- Episode no.: Season 5 Episode 4
- Directed by: Guy Ferland
- Written by: Michael Horowitz
- Production code: 1AZM04
- Original air date: April 25, 2017

Guest appearances
- Marina Benedict as A&W; Christian Michael Cooper as Mike Scofield; Akin Gazi as Omar; Steve Mouzakis as Van Gogh; Bobby Naderi as Mustapha; Numan Acar as Abu Ramal; Michael Benyaer as Zakat; Waleed Zuaiter as Mohammad El Tunis;

Episode chronology
| ← Previous "The Liar" | Next → "Contingency" |
- Prison Break (season 5)

= The Prisoner's Dilemma (Prison Break) =

"The Prisoner's Dilemma" is the 85th episode of the American television series Prison Break and the fourth episode of its fifth season which premiered on Fox in the United States on April 25, 2017.

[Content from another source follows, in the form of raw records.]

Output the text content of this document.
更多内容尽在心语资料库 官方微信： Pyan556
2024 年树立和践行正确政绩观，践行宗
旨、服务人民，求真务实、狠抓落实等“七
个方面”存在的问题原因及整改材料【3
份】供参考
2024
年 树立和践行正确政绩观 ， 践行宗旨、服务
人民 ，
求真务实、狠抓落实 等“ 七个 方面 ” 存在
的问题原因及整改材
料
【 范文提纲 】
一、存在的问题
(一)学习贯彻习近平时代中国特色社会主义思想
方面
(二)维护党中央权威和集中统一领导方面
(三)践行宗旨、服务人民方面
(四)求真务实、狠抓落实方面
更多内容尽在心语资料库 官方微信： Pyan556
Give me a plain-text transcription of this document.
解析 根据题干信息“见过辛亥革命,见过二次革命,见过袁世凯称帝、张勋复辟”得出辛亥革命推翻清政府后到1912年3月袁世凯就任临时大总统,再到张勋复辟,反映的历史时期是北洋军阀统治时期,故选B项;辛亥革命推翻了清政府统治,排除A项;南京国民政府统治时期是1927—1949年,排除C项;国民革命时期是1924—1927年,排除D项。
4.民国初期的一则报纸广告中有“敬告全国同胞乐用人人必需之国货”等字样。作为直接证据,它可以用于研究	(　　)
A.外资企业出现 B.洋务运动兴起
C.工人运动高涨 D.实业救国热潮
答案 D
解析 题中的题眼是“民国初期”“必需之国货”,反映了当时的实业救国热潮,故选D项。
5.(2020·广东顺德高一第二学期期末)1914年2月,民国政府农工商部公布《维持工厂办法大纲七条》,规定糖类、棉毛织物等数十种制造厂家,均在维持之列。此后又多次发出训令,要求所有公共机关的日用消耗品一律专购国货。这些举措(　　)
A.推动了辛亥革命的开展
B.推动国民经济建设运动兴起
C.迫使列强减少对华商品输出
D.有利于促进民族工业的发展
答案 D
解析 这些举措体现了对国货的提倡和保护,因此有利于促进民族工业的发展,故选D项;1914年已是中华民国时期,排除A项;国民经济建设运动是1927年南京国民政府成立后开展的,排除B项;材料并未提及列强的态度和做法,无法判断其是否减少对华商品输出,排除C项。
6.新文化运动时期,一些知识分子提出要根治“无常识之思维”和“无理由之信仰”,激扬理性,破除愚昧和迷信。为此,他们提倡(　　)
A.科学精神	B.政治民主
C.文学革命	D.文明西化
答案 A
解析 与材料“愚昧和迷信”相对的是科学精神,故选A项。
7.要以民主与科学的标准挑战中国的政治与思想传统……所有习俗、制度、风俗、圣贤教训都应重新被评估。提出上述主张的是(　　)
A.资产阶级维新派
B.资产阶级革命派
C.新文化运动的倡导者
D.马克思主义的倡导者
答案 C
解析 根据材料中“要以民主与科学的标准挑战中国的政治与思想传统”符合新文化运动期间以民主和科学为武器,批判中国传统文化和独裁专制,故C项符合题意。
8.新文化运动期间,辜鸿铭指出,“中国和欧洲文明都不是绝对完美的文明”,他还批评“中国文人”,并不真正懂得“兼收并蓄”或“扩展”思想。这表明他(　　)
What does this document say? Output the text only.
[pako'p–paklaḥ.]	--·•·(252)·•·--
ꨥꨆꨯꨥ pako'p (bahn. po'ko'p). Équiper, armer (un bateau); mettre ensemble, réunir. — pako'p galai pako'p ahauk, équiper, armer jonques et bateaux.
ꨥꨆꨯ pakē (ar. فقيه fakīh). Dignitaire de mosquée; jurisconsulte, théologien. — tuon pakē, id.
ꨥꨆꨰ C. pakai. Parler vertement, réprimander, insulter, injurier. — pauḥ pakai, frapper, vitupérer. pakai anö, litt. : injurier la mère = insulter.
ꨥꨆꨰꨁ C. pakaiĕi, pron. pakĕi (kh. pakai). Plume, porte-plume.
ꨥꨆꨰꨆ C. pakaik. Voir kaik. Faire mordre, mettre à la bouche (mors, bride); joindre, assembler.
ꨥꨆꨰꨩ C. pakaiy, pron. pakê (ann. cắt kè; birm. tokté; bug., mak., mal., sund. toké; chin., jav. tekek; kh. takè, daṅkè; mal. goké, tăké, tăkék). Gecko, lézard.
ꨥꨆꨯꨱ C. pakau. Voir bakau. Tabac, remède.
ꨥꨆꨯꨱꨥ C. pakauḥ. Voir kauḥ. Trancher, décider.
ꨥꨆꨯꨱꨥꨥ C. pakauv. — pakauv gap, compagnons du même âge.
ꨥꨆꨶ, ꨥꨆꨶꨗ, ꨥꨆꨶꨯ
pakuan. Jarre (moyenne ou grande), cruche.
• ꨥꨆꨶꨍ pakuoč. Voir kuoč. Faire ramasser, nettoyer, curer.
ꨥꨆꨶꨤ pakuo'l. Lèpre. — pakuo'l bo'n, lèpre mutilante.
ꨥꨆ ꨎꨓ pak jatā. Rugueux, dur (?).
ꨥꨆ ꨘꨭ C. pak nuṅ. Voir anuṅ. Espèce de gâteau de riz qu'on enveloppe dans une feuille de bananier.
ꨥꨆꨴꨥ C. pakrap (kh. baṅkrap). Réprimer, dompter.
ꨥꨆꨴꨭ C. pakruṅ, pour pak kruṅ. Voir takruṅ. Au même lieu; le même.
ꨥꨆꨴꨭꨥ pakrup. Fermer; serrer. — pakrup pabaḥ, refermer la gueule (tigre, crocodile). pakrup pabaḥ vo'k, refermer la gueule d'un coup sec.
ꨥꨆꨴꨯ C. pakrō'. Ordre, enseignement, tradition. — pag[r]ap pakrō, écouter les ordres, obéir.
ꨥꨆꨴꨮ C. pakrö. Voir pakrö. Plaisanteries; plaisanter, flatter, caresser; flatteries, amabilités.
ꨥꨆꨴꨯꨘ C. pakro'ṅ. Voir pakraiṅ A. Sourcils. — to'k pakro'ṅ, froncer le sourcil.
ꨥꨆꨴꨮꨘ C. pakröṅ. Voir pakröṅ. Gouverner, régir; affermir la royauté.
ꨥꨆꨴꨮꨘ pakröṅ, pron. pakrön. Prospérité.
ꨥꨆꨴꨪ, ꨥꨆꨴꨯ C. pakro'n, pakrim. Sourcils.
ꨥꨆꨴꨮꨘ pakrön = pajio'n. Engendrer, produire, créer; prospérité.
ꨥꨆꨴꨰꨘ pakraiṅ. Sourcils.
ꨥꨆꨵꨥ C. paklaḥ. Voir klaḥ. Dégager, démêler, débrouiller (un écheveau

This episode marks the final appearance of Paul Adelstein (Paul Kellerman).

==Plot==
ISIL continues advancing in Sana'a. Cross rallies the other prisoners to capture Ramal and use him as a bargaining chip. Michael convinces a reluctant Ramal to help them out as he is the one inside of the solitary cell with escape tools. Ramal, Michael, Ja and Whip are able to escape just as Cross and his followers break into solitary. Sid stabs Cross in the chest, joining Michael's party, which heads outside. They are all captured by ISIL. Ramal plans to behead Michael; but Lincoln intervenes and kills the jihadists while Whip kills Ramal. Michael and Lincoln share an emotional reunion as a news report on Ramal's death plays. Sid informs them that ISIL is now declaring war on them for Ramal's death. Meanwhile, T-Bag confronts Kellerman, who denies being Poseidon, an unknown rogue CIA agent criticizing the U.S. foreign policy. They are attacked by Poseidon operatives. T-Bag manages to escape; but Kellerman is killed by Van Gogh, who starts doubting Poseidon's cause. T-Bag pursues A&W and Van Gogh and takes photos of them meeting with Jacob.

==Production==
The definition of the episodes title: "The Prisoner's Dilemma", is a paradox in decision analysis in which two individuals acting in their own self-interests do not produce the optimal outcome.

== Reception ==
IGN gave "The Prisoner's Dilemma" a 7.3/10 rating, the highest of the season at that point, stating; "Prison Break is always better when the brothers are together, but we’re not entirely convinced by the Poseidon reveal". Den of Geek gave it a positive review.